The Curious Incident of the Dog in the Night-Time by Mark Haddon
An important aspect of representation is that disability doesn’t always have to be the whole focus of the plot. The fact that The Curious Incident is told from the perspective of “a mathematician with behavioural difficulties” allows the reader to understand the narrator’s disability in a different way. Haddon has cleverly crafted a murder mystery in which we are able to see things with a unique perspective. Vitally, the book doesn’t focus on Christopher’s disability, but rather how he is differently abled. It is a moving and often funny book with an incredible and vivid narrator that will stick with you long after reading.
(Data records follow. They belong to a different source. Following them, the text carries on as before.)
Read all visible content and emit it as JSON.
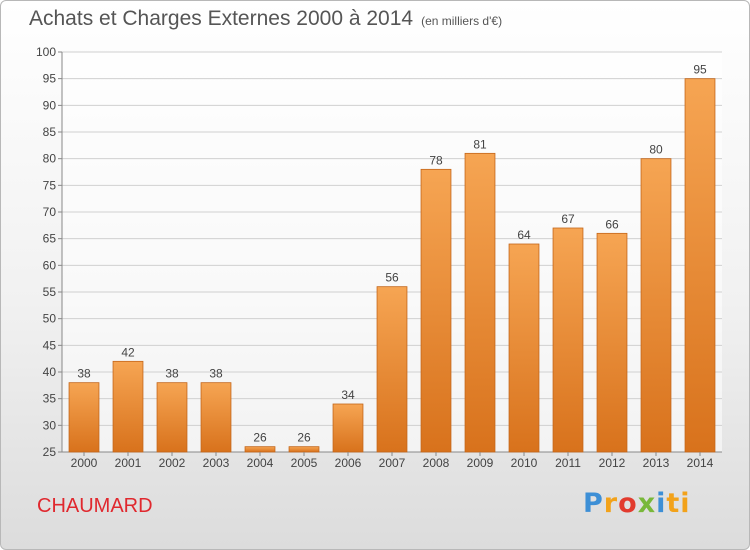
{
  "header": {
    "title": "Achats et Charges Externes 2000 à 2014",
    "subtitle": "(en milliers d'€)"
  },
  "footer": {
    "commune": "CHAUMARD",
    "brand_letters": [
      "P",
      "r",
      "o",
      "x",
      "i",
      "ti"
    ]
  },
  "colors": {
    "bar_top": "#f6a553",
    "bar_bottom": "#d8721c",
    "bar_edge": "#c4661a",
    "grid": "#d0d0d0",
    "commune": "#e0282e"
  },
  "chart_data": {
    "type": "bar",
    "title": "Achats et Charges Externes 2000 à 2014",
    "subtitle": "(en milliers d'€)",
    "categories": [
      "2000",
      "2001",
      "2002",
      "2003",
      "2004",
      "2005",
      "2006",
      "2007",
      "2008",
      "2009",
      "2010",
      "2011",
      "2012",
      "2013",
      "2014"
    ],
    "values": [
      38,
      42,
      38,
      38,
      26,
      26,
      34,
      56,
      78,
      81,
      64,
      67,
      66,
      80,
      95
    ],
    "ylim": [
      25,
      100
    ],
    "yticks": [
      25,
      30,
      35,
      40,
      45,
      50,
      55,
      60,
      65,
      70,
      75,
      80,
      85,
      90,
      95,
      100
    ],
    "grid": true,
    "xlabel": "",
    "ylabel": ""
  }
}
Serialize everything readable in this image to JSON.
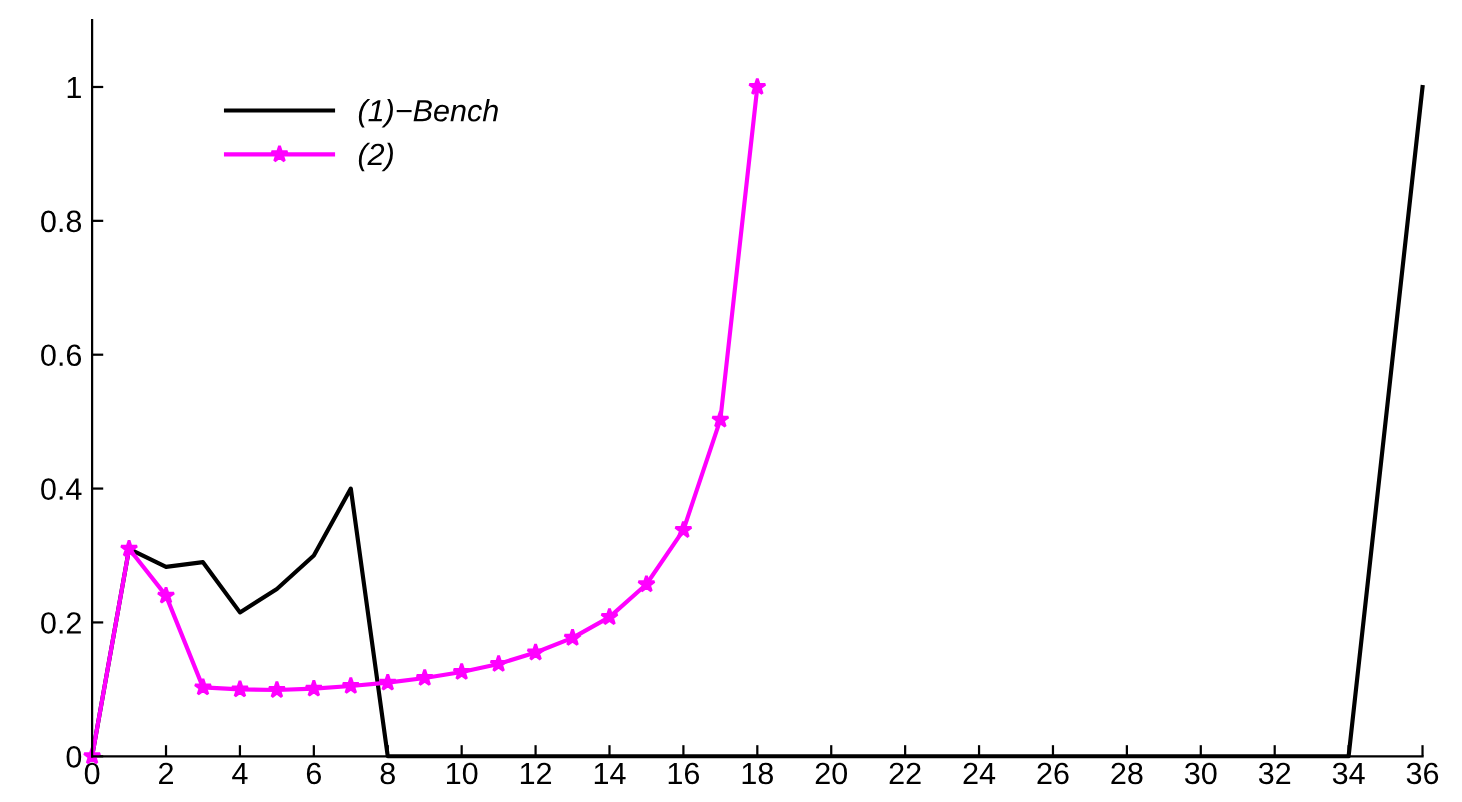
{
  "chart_data": {
    "type": "line",
    "xlim": [
      0,
      36
    ],
    "ylim": [
      0,
      1.1
    ],
    "xticks": [
      0,
      2,
      4,
      6,
      8,
      10,
      12,
      14,
      16,
      18,
      20,
      22,
      24,
      26,
      28,
      30,
      32,
      34,
      36
    ],
    "yticks": [
      0,
      0.2,
      0.4,
      0.6,
      0.8,
      1
    ],
    "legend": "top left",
    "grid": false,
    "series": [
      {
        "name": "(1)−Bench",
        "color": "#000000",
        "marker": "none",
        "x": [
          0,
          1,
          2,
          3,
          4,
          5,
          6,
          7,
          8,
          34,
          36
        ],
        "values": [
          0,
          0.31,
          0.283,
          0.29,
          0.215,
          0.25,
          0.3,
          0.4,
          0,
          0,
          1
        ]
      },
      {
        "name": "(2)",
        "color": "#ff00ff",
        "marker": "star",
        "x": [
          0,
          1,
          2,
          3,
          4,
          5,
          6,
          7,
          8,
          9,
          10,
          11,
          12,
          13,
          14,
          15,
          16,
          17,
          18
        ],
        "values": [
          0,
          0.31,
          0.24,
          0.103,
          0.1,
          0.099,
          0.101,
          0.105,
          0.11,
          0.117,
          0.126,
          0.138,
          0.155,
          0.177,
          0.208,
          0.257,
          0.338,
          0.503,
          1.0
        ]
      }
    ]
  }
}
Five Steps to Happy by Ella Dove
When Ella Dove went out for a run one morning her life changed irrevocably. Ella stumbled and fell, and the injury she sustained resulted in a below-knee amputation. We find Heidi, the main character in Five Steps to Happy, in the same life-altering position. We follow Heidi’s journey as she learns to navigate new challenges, realising that her life is far from over – even when it looks and feels so different to what she had planned. The strength in this story comes not only from Ella’s wonderful narrative and relatable characters, but also from the raw emotion produced by its basis on a true story. Described as “an uplifting novel,” Five Steps to Happy is a story of hope.
What Stars Are Made Of by Sarah Allen
Sarah Allen’s debut middle-grade novel follows Libby Monroe, a plucky 12-year-old protagonist born with Turner Syndrome. Libby is an aspiring scientist with a loving family, supportive friends and a determined mind. After learning that her beloved older sister Nonny is pregnant, she wants to help take care of the sister who has always cared for her. She works to craft the perfect essay about her hero Cecelia Payne for a contest, determined to win the prize money for her sister. A heartwarming story of family and friendship, What Stars Are Made Of illustrates how Libby’s compassion and tenacious spirit allows her to move the stars for her loved ones.